HOFFMAN and NEAL, JJ., concur.
NOTES
[1] It should also be noted that in any event, the Rinkers discovered the cancer, and thus the potential malpractice, April 5, 1985, some four months before the expiration of two years from the date of the alleged occurrence. Because of our resolution of the team theory, we need not determine whether four months was a reasonable time as a matter of law within which to have commenced an action. See Spoljaric v. Pangan (1984), Ind. App., 466 N.E.2d 37, transfer denied.

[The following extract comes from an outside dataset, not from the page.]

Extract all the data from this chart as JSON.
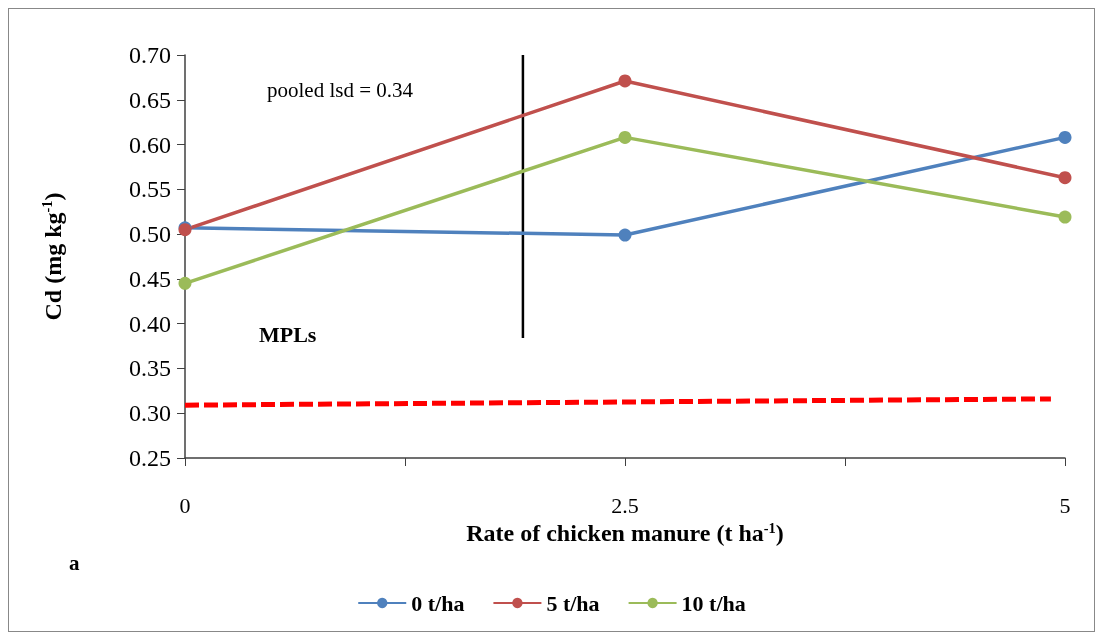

[2] We also note that under the fraudulent concealment doctrine the plaintiff must file his claim within a reasonable time after acquiring information which in the exercise of due diligence would lead to the discovery of the malpractice. Ferrell v. Geisler (1987), Ind. App., 505 N.E.2d 137 citing Frady v. Hedgcock (1986), Ind. App., 497 N.E.2d 620; Spoljaric v. Pangan (1984), Ind. App., 466 N.E.2d 37 trans. denied; Nahmias v. Trustees of Indiana University (1983), Ind. App., 444 N.E.2d 1204, trans. denied. In this case, the very latest date on which Lee Rinker possessed such information would have been April 5, 1985 when he was diagnosed at the Mayo Clinic as having cancer. The Rinkers, however, did not file a claim until July 10, 1986. Fifteen months does not appear to be a reasonable time under the facts of this case.